比方说 houses = [1,2,2,3,3,2,1,1],

它包含 5 个街区 [{1}, {2,2}, {3,3}, {2}, {1,1}]。

给你一个数组 houses ,一个 m * n 的矩阵 cost 和一个整数 target,其中:

houses[i]:是第 i 个房子的颜色,0 表示这个房子还没有被涂色,

cost[i][j]:是将第 i 个房子涂成颜色 j+1 的花费。

请你返回房子涂色方案的最小总花费,使得每个房子都被涂色后,恰好组成 target 个街区。

如果没有可用的涂色方案,请返回 -1。

输入:houses = [0,0,0,0,0], cost = [[1,10],[10,1],[10,1],[1,10],[5,1]], m = 5, n = 2, target = 3。

输出:9。

答案2024-04-03:

来自左程云

灵捷3.5

大体步骤如下:

minCost1函数:

1.首先,创建一个三维数组dp,用于记录状态转移的结果。dp[i][k][c]表示将前i个房子涂色,形成k个街区,并且第i个房子颜色为c+1时的最小总花费。

2.然后,调用process1函数,进行递归计算。

3.在process1函数中,首先处理边界情况:如果k小于0,返回无穷大;如果i等于房子数量,如果k等于0,返回0,否则返回无穷大。

4.如果dp[i][k][c]已经计算过,直接返回结果。

5.接着,判断第i个房子的颜色是否已经确定(houses[i] != 0):

  • 如果颜色已经确定,判断该颜色是否与c相同,分别递归处理下一个房子(i+1)和剩余街区数量(k-1或k)。

  • 如果颜色未确定,遍历每种可能的颜色(1到n),分别递归处理下一个房子和剩余街区数量,并记录选择花费最小的方案。

6.将结果存入dp[i][k][c],并返回结果。

minCost2函数:

1.创建一个二维数组dp,用于记录状态转移的结果。dp[k][c]表示形成k个街区,且最后一个房子颜色为c+1时的最小总花费。

2.首先初始化dp数组:对于k=0(没有街区)和所有的颜色c,花费为0;对于k>0和所有的颜色c,花费初始化为无穷大。

3.然后,从后向前遍历房子,处理每个房子的情况:

  • 如果房子颜色已经确定(houses[i] != 0),更新dp数组中对应位置的值。

  • 如果房子颜色未确定,通过dp数组中记录的上一次的结果,计算每个街区数量和颜色的最小花费,更新dp数组中对应位置的值。

4.最后,返回dp[target][0]的结果,如果为无穷大则返回-1。

minCost3函数:

1.创建一个二维数组dp,用于记录状态转移的结果。
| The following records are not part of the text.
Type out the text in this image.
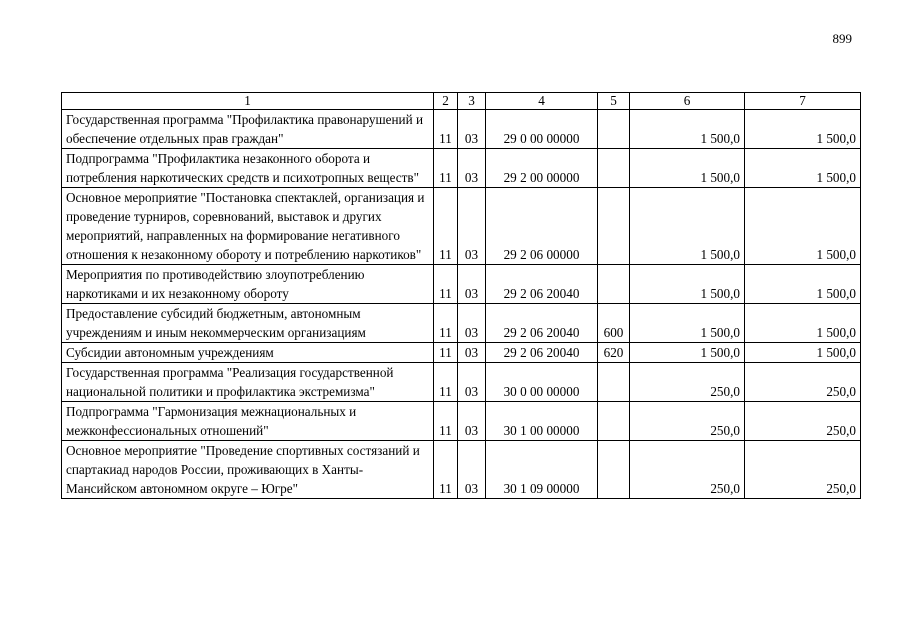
899
1	2	3	4	5	6	7
Государственная программа "Профилактика правонарушений и обеспечение отдельных прав граждан"	11	03	29 0 00 00000		1 500,0	1 500,0
Подпрограмма "Профилактика незаконного оборота и потребления наркотических средств и психотропных веществ"	11	03	29 2 00 00000		1 500,0	1 500,0
Основное мероприятие "Постановка спектаклей, организация и проведение турниров, соревнований, выставок и других мероприятий, направленных на формирование негативного отношения к незаконному обороту и потреблению наркотиков"	11	03	29 2 06 00000		1 500,0	1 500,0
Мероприятия по противодействию злоупотреблению наркотиками и их незаконному обороту	11	03	29 2 06 20040		1 500,0	1 500,0
Предоставление субсидий бюджетным, автономным учреждениям и иным некоммерческим организациям	11	03	29 2 06 20040	600	1 500,0	1 500,0
Субсидии автономным учреждениям	11	03	29 2 06 20040	620	1 500,0	1 500,0
Государственная программа "Реализация государственной национальной политики и профилактика экстремизма"	11	03	30 0 00 00000		250,0	250,0
Подпрограмма "Гармонизация межнациональных и межконфессиональных отношений"	11	03	30 1 00 00000		250,0	250,0
Основное мероприятие "Проведение спортивных состязаний и спартакиад народов России, проживающих в Ханты-Мансийском автономном округе – Югре"	11	03	30 1 09 00000		250,0	250,0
dp[k][c]表示形成k个街区,且最后一个房子颜色为c+1时的最小总花费。

2.首先初始化dp数组和辅助数组minl和minr:

  • 对于k=0(没有街区)和所有的颜色c,花费为0;

  • 对于k>0和所有的颜色c,花费初始化为无穷大;

  • minl[i]表示前i个颜色中最小的花费,minr[i]表示从第i个颜色到第n个颜色中最小的花费。

3.然后,从后向前遍历房子,处理每个房子的情况:

  • 如果房子颜色已经确定(houses[i] != 0),更新dp数组中对应位置的值。
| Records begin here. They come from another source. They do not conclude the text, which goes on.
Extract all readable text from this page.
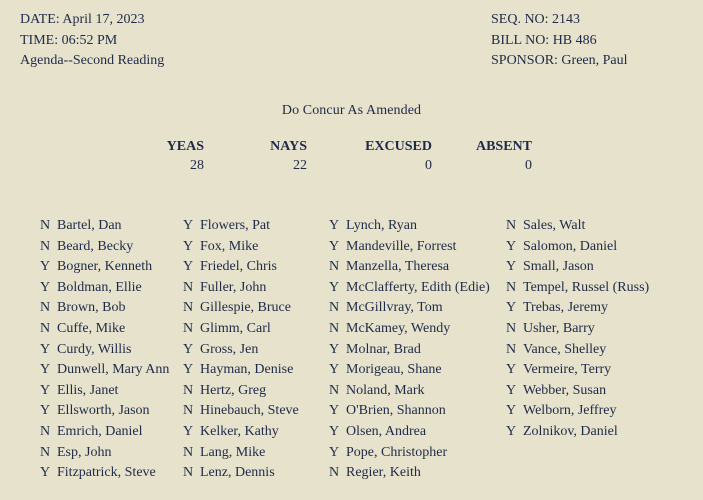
DATE: April 17, 2023
TIME: 06:52 PM
Agenda--Second Reading
SEQ. NO: 2143
BILL NO: HB 486
SPONSOR: Green, Paul
Do Concur As Amended
YEAS
28
NAYS
22
EXCUSED
0
ABSENT
0
N Bartel, Dan
N Beard, Becky
Y Bogner, Kenneth
Y Boldman, Ellie
N Brown, Bob
N Cuffe, Mike
Y Curdy, Willis
Y Dunwell, Mary Ann
Y Ellis, Janet
Y Ellsworth, Jason
N Emrich, Daniel
N Esp, John
Y Fitzpatrick, Steve
Y Flowers, Pat
Y Fox, Mike
Y Friedel, Chris
N Fuller, John
N Gillespie, Bruce
N Glimm, Carl
Y Gross, Jen
Y Hayman, Denise
N Hertz, Greg
N Hinebauch, Steve
Y Kelker, Kathy
N Lang, Mike
N Lenz, Dennis
Y Lynch, Ryan
Y Mandeville, Forrest
N Manzella, Theresa
Y McClafferty, Edith (Edie)
N McGillvray, Tom
N McKamey, Wendy
Y Molnar, Brad
Y Morigeau, Shane
N Noland, Mark
Y O'Brien, Shannon
Y Olsen, Andrea
Y Pope, Christopher
N Regier, Keith
N Sales, Walt
Y Salomon, Daniel
Y Small, Jason
N Tempel, Russel (Russ)
Y Trebas, Jeremy
N Usher, Barry
N Vance, Shelley
Y Vermeire, Terry
Y Webber, Susan
Y Welborn, Jeffrey
Y Zolnikov, Daniel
  • 如果房子颜色未确定,通过dp数组中记录的上一次的结果和辅助数组minl和minr,计算每个街区数量和颜色的最小花费,更新dp数组中对应位置的值。

4.最后,返回dp[target][0]的结果,如果为无穷大则返回-1。

这3种算法的时间复杂度和空间复杂度如下:

  • minCost1:时间复杂度为O(m * n^target),空间复杂度为O(m * target * n)。

  • minCost2:时间复杂度为O(m * target * n^2),空间复杂度为O(target * n)。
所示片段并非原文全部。